Toujours selon la même source, l’Association professionnelle des banques et des établissements financiers (ABEF), une institution publique algérienne, aurait convoqué lundi 4 novembre les banques locales pour les informer d’une nouvelle mesure. A savoir : les opérations d’import et d’export, de et vers la France, ne pourront plus être traitées. « Bien qu’aucune note officielle n’existe, toutefois un document non authentifié résumant ce qui s’est dit lors de cette réunion a beaucoup circulé dans la communauté française, alimentant les pires craintes ». C’est encore ce qu’affirme le média français qui se réfère à une crise similaire à celle qui a opposé il y a deux ans l’Algérie à l’Espagne. A l’époque, Alger avait gelé ses relations commerciales avec Madrid après sa reconnaissance de la « marocanité » du Sahara occidental.
Signes avant coureurs
Selon les observateurs, et même s’il n’agissait à ce stade que d’une consigne communiquée « à l’oral » par l’ABEF, la réaction des autorités algériennes serait un acte fort lié à une reconfiguration de la diplomatie française au Maghreb. Et ce, depuis que la France a reconnu la « souveraineté marocaine » sur le Sahara occidental, au détriment de l’Algérie.
S’agit-il d’un signe annonciateur du gel des relations commerciales entre les deux pays? D’autant plus que l’Algérie avait ignoré la France le mois dernier lors de ses appels d’offres pour le blé, en raison des tensions diplomatiques entre les deux pays. Pourtant, l’Office algérien interprofessionnel des céréales (OAIC) assure avoir traité tous les fournisseurs de manière équitable et avoir appliqué des critères techniques pour couvrir ses besoins en importations.
Un enjeu énorme
C’est que l’enjeu est de taille. En 2023, les échanges commerciaux entre la France et l’Algérie ont progressé de 5,3 % pour attendre 11,79 milliards d’euros. Selon le ministère français de l’Économie, cette hausse s’expliquait essentiellement par l’augmentation des importations françaises de biens algériens, portées par les importations de gaz naturel et de pétrole brut. Concernant les exportations françaises vers l’Algérie, il s’agit notamment de véhicules, de médicaments, des appareils électroménagers et des denrées alimentaires, notamment le blé.
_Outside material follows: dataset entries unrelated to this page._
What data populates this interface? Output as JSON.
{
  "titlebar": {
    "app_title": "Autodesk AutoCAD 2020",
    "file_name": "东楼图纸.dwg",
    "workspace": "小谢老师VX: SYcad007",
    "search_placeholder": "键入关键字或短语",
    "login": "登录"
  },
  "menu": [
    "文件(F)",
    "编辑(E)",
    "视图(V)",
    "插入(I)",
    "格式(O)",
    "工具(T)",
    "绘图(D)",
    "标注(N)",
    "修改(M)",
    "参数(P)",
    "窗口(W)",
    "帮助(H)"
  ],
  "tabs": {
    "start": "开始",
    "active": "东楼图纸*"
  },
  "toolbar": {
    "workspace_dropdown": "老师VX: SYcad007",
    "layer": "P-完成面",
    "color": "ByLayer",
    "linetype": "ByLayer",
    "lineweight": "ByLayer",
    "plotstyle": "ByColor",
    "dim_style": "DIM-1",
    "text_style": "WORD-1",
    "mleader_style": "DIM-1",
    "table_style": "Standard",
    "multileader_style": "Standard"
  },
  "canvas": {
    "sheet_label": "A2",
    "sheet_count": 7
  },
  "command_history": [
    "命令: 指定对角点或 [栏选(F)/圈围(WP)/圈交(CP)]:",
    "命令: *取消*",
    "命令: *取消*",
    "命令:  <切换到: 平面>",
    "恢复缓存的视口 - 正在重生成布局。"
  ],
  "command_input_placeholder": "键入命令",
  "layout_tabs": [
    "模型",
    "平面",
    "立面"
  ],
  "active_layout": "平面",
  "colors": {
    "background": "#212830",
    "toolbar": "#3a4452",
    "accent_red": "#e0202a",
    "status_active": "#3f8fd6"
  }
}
D’autre part, les exportations françaises vers l’Algérie se sont établies à 4,49 milliards d’euros 2023. Alors que les importations de biens algériens en France ont atteint 7,3 milliards d’euros. L’Algérie a conservé en 2023 sa place de second marché de destination des ventes françaises en Afrique.
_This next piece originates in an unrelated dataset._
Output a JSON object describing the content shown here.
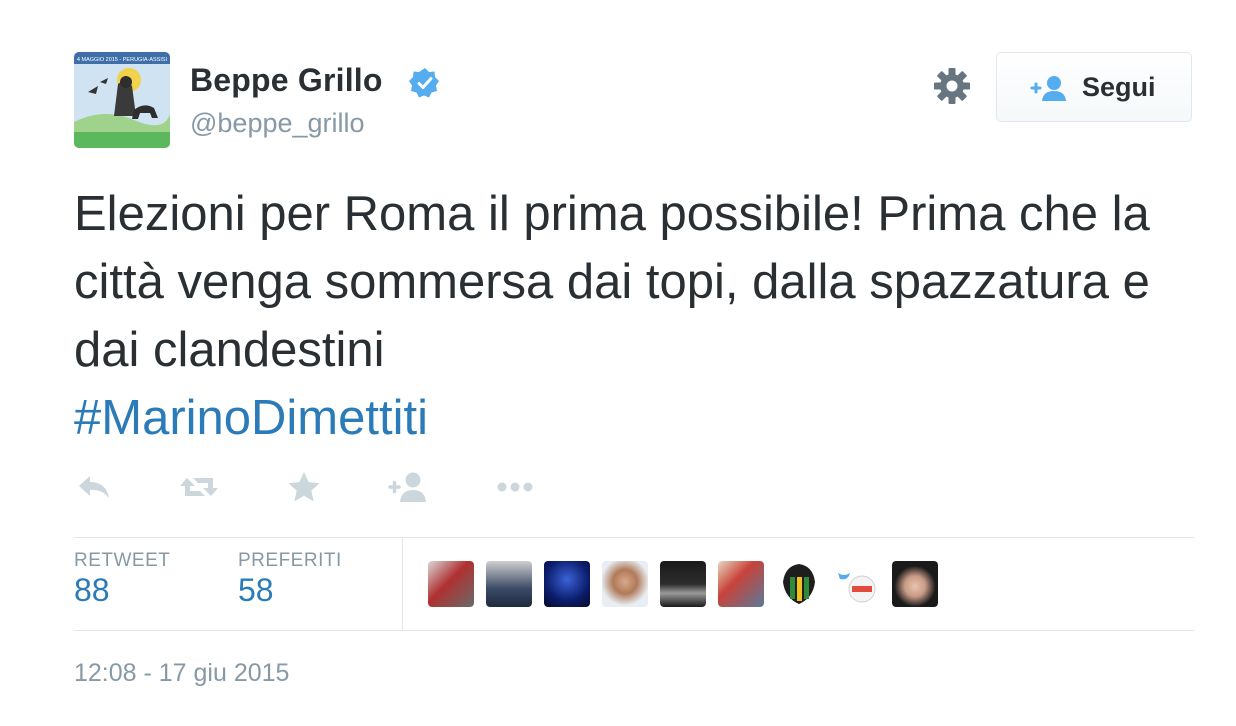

« Nous sommes décidément aveugles »
Rappelons enfin que l’ex-ambassadeur de France à Alger, Xavier Driencourt, a relayé jeudi 7 novembre une note sur X. « Nous vous informons qu’à compter du 5 novembre 2024, les domiciliations d’importation ayant pour origine et/ou provenance la France ne seront plus traitées par les banques de la place, les opérations d’export vers la France sont également concernées ».
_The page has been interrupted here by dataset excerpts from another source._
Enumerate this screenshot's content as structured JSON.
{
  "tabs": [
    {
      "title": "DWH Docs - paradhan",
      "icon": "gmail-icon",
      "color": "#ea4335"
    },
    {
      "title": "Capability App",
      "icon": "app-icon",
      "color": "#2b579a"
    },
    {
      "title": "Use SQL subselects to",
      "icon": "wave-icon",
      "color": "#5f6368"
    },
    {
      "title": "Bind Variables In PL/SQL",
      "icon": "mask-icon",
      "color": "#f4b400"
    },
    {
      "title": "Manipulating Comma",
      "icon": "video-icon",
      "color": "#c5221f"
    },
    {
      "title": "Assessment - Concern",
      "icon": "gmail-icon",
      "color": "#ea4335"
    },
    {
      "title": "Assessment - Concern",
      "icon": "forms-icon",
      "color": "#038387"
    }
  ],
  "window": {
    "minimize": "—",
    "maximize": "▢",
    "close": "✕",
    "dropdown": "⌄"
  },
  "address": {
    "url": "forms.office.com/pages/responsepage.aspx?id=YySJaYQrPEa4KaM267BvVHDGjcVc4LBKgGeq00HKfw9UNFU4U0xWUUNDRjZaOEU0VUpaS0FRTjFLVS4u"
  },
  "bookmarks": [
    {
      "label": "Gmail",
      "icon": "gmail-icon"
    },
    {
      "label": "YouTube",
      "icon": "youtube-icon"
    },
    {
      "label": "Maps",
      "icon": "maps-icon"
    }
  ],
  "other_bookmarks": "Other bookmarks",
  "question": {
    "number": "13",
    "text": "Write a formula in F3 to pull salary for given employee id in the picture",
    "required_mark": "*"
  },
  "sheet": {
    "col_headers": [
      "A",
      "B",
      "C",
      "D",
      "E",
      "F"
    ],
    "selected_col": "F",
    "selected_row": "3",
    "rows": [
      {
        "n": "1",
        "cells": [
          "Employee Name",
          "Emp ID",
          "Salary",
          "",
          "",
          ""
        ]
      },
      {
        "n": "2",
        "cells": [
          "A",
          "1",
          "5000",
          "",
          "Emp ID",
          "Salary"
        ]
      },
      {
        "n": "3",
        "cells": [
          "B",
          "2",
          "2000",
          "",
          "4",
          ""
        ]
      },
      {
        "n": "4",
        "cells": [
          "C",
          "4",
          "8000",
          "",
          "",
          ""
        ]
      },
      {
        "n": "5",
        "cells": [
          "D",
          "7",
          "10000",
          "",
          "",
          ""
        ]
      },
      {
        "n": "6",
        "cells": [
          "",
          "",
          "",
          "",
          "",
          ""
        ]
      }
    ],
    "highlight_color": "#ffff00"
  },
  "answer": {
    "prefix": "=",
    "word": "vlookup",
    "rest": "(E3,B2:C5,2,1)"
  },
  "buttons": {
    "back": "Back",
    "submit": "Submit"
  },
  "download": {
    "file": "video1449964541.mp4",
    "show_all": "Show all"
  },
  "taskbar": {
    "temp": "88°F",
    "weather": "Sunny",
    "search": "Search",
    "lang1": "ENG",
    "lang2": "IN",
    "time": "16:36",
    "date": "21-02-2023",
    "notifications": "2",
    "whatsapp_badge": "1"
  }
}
Et d’ajouter : « Pour remercier la France, l’Algérie décide de bloquer toutes les importations françaises et les exportations vers la France. Nous sommes décidément aveugles », conclut l’ex-diplomate.
Réaction immédiate de l’agence de presse officielle APS qui a publi,é hier jeudi vers 16h30, « un démenti catégorique » qui évoque « des informations erronées et totalement infondées ».
Le communiqué dénonce également « les allégations mensongères colportées par l’ancien ambassadeur de France à Alger, dans son délire haineux et coutumier à l’égard de l’Algérie, au sujet de prétendues mesures restrictives au commerce ».
Au final, s’agit-il d’une simple rumeur ayant suscité un vent de panique dans les milieux des affaires aussi bien en France qu’en Algérie? L’avenir nous le dira, mais ne dit-on pas qu’il n’y a pas de fumée sans feu?